- #1
brownrebecca333
- 1
- 0
Homework help please: If I want to have $60,000 in 8 years, how much would I need to deposit in the bank today if the account pays an interest rate of 9%?
brownrebecca333 said:Homework help please: If I want to have $60,000 in 8 years, how much would I need to deposit in the bank today if the account pays an interest rate of 9%?
60000/((1 + .09/f)^(8*f)) where f = compounding frequencybrownrebecca333 said:Homework help please: If I want to have $60,000 in 8 years, how much would I need to deposit in the bank today if the account pays an interest rate of 9%?
To calculate the principal, you can use the formula P = A / (1 + r)^n, where P represents the principal, A represents the amount, r represents the interest rate, and n represents the number of compounding periods. Plug in the values for A, r, and n to solve for P.
Simple interest is calculated based on the original principal amount, while compound interest takes into account the accumulated interest from previous periods. This means that compound interest will result in a higher total amount paid over time compared to simple interest.
The interest rate directly affects the principal amount by determining the amount of interest that will be added to the principal over time. A higher interest rate will result in a higher principal amount.

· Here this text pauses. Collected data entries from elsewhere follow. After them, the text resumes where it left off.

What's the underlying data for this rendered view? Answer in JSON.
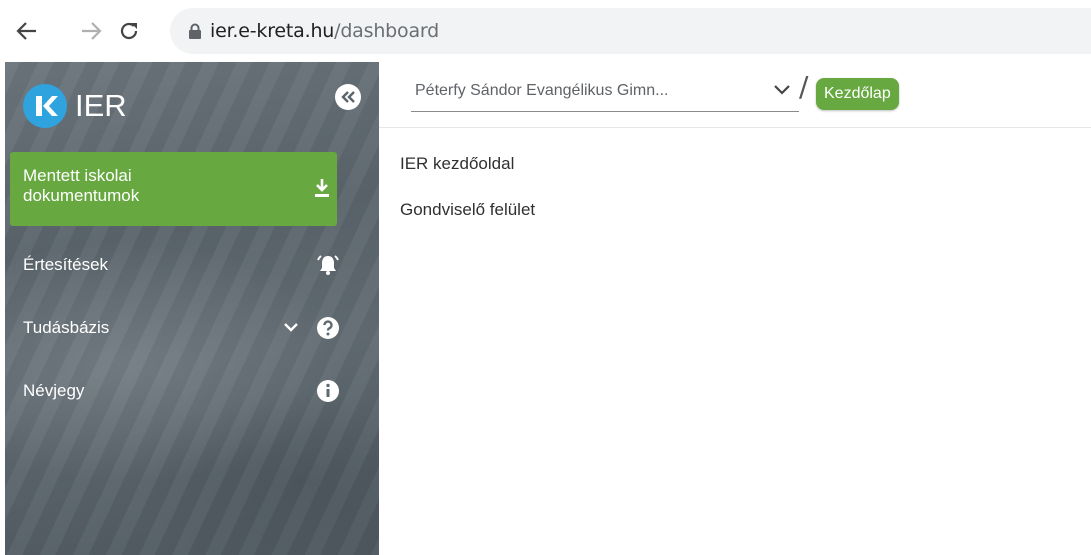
{
  "browser": {
    "url_host": "ier.e-kreta.hu",
    "url_path": "/dashboard"
  },
  "sidebar": {
    "logo_text": "IER",
    "logo_letter": "K",
    "items": [
      {
        "label_line1": "Mentett iskolai",
        "label_line2": "dokumentumok",
        "icon": "download-icon",
        "active": true
      },
      {
        "label": "Értesítések",
        "icon": "bell-icon"
      },
      {
        "label": "Tudásbázis",
        "icon": "help-icon"
      },
      {
        "label": "Névjegy",
        "icon": "info-icon"
      }
    ]
  },
  "header": {
    "school_select_value": "Péterfy Sándor Evangélikus Gimn...",
    "breadcrumb_separator": "/",
    "breadcrumb_current": "Kezdőlap"
  },
  "main": {
    "links": [
      "IER kezdőoldal",
      "Gondviselő felület"
    ]
  },
  "colors": {
    "accent_green": "#67a940",
    "logo_blue": "#2ea3dd",
    "sidebar_gray": "#5f696f"
  }
}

Yes, the principal amount can change over time if there are additional deposits or withdrawals made to the account. However, the initial principal amount will remain the same unless there are any changes in the interest rate or compounding periods.
Most financial calculators have a function specifically for calculating the principal amount. To use this function, input the values for the amount, interest rate, and number of compounding periods, and the calculator will automatically solve for the principal amount.